Britain’s International Association of Athletic Federations (IAAF) presidential candidate Sebastian Coe says the prospect of American sprinter Justin Gatlin beating Jamaican Usain Bolt in the World Championships later this month makes him nauseous.
Gatlin has twice been sanctioned for doping offenses, but has recorded the fastest 100 meter time this year, while Bolt’s form has been erratic. Both are Olympic gold medalists.
“I’m hardly going to sit here — given everything I’ve said — and say that I’m anything other than queasy at the thought of athletes that have served bans for serious infringement going on to win championship titles,” said Coe, who is himself a double-Olympic champion.
In 2006 Gatlin was given an eight-year ban after testing positive for testosterone. The suspension was halved following his cooperation with the U.S. Anti-Doping Agency (USADA).
In 2001, Gatlin was suspended for two years after testing positive for an amphetamine found in attention deficit disorder (ADD) medicine he had been taking. That suspension was later reduced to one year.
“I don’t like it and that’s a very personal view. I have always believed — and I’m fairly unreconstructed on this — that lifetime bans for serious infringements are what we should have pushed for,” said Coe.
“I also accept, because I live in the real world, that legally (banning athletes for life) would not hold,” Coe said. “That train left the station.
“Gatlin is eligible to compete and he should be respected for the fact that he is eligible to compete,” he added.

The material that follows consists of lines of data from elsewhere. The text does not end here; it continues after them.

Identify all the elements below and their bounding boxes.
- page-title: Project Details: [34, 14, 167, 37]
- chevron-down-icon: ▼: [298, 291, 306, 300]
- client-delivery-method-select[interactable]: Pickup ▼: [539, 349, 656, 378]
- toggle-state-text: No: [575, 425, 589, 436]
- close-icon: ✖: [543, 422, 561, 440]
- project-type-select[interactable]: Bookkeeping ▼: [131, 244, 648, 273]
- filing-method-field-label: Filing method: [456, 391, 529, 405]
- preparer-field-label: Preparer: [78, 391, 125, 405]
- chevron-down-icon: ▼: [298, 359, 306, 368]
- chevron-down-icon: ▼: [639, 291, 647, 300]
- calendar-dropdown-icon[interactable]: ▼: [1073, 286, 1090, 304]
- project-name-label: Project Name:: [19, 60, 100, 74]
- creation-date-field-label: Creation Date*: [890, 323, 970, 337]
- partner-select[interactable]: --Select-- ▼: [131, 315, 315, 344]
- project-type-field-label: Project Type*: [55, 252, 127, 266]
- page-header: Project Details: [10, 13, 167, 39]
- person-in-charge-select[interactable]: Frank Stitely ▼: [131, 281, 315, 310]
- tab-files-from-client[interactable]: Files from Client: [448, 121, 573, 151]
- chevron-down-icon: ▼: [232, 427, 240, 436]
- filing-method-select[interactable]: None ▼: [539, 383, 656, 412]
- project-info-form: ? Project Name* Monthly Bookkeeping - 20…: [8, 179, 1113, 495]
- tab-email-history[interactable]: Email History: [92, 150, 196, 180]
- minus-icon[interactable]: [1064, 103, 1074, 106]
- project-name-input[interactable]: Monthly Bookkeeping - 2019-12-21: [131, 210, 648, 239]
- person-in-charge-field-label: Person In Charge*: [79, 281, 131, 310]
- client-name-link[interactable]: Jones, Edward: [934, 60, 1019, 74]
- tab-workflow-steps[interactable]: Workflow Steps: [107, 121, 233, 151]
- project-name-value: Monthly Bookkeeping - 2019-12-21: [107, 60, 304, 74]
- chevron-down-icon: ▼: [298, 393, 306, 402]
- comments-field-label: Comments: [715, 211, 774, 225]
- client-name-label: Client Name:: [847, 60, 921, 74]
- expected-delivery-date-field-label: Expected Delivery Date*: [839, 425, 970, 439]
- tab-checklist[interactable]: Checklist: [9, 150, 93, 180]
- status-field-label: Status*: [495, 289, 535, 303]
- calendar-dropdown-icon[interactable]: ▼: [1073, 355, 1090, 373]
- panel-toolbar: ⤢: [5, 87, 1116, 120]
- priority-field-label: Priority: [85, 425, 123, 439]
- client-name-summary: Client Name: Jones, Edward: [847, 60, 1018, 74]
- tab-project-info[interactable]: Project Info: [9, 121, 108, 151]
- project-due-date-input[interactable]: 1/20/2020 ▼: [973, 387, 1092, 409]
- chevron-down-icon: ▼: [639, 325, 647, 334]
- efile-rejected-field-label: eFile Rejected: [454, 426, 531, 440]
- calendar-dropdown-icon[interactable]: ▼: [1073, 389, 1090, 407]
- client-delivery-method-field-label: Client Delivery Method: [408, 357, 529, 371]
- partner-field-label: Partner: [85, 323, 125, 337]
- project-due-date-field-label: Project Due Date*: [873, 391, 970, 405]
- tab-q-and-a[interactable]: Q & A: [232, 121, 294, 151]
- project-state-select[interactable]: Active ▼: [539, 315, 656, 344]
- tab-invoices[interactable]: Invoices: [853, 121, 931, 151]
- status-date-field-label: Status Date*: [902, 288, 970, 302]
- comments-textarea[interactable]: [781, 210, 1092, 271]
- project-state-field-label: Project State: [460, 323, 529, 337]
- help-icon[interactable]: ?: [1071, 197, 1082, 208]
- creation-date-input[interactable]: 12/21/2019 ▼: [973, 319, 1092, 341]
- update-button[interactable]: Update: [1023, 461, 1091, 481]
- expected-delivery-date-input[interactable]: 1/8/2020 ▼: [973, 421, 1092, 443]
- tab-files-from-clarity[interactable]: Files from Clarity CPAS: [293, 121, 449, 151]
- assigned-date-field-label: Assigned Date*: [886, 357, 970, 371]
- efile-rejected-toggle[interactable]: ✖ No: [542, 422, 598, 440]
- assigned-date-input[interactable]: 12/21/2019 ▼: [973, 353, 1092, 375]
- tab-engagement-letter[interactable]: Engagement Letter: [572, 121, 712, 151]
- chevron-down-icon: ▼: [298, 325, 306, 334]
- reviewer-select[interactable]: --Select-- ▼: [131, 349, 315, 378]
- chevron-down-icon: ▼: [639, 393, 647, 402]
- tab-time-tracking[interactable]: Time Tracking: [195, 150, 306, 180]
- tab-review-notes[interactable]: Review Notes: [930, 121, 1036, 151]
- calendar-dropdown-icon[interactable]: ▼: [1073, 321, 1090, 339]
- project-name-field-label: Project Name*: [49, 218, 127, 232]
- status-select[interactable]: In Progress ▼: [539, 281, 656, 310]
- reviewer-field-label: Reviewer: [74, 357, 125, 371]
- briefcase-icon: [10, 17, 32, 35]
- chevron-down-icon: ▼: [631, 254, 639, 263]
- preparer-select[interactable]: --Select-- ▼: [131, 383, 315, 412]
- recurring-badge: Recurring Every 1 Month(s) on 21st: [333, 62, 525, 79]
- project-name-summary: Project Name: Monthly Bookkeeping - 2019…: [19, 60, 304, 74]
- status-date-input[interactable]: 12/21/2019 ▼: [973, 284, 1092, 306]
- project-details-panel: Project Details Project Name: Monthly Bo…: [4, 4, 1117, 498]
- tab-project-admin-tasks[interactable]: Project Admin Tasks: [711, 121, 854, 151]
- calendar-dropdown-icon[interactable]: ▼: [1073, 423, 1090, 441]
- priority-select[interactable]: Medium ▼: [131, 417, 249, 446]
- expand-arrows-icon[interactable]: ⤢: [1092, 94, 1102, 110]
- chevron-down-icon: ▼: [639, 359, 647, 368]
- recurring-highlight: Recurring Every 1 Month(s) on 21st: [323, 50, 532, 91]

According to USADA figures, Gatlin has been tested 59 times since his return to athletics in 2010. Gatlin won bronze at London 2012 — where Bolt completed his second successive Olympic treble, winning 100m, 200m and 4x100m relay gold medals.
In response to Coe’s statements, Gatlin’s representative Renaldo Nehemiah told CNN, “There is no comment to be made. I have great respect for Seb Coe.”
Previously the U.S. sprinter has vehemently denied ever knowingly taking a banned substance and earlier this year, Gatlin said he didn’t understand why he was often referred to as a “two-time drug cheat” — a reference to his first ban.
Referring to his first ban, Gatlin recently told Reuters, “Other people in the sport have taken the same medication I had for ADD and only got warnings,” Gatlin recently told Reuters. “I didn’t.”
And he told British newspaper the Guardian in May that he tested positive in 2006 because his massage therapist rubbed a testosterone cream on him without Gatlin’s knowledge — a claim the therapist denies.
IAAF Scrutinized
A former middle distance runner, Coe currently serves as a vice president of IAAF, which has come under scrutiny over how proactive it has been in the fight against doping in athletics.
Allegations published in the Sunday Times earlier this month, and aired in a documentary by German broadcaster ARD, claim that a third of medals awarded in the Olympics and World Championships between 2001 and 2012 were won by athletes who recorded suspicious doping tests.
The IAAF has subsequently suspended 28 of those athletes, although most of them have already retired.
Coe stopped short at calling the allegations part of a witch-hunt, but did say that there was a concerted “portrayal of the IAAF … as being a group of people who do not care about this.
“Our sport is about a great deal more than doping,” said Coe, who will find out if he will become IAAF president on August 19. His opponent is former pole vaulter Sergey Bubka, also an IAAF vice president. Both have vowed to restore track and field’s reputation.
“We’ve chased some of the biggest names out of the sport, and that doesn’t come without a cost,” he said. “The reputational damage to a sport for actually weeding out the cheats is actually quite profound, but we’ve still been prepared to do it because this is not a war we can allow ourselves to lose.”
In 1979, Coe broke three world records within 41 days, an achievement that he admits would only raise eyebrows today. In fact, he says, it was even suspicious at the time.
“There had to be (doubts),” he said. “I came nominally from nowhere to break three world records, and of course people wanted to suggest that this wasn’t done on anything (other) than hard work and natural talent. But sadly that is the world that top athletes in any sport live in.”
“That is why I think moving to an independent anti-doping system is the next stage in really removing the perception,” Coe said, choosing his words carefully.
“Not the reality, but the perception that there could be conflict and there could be cover-up,” he added.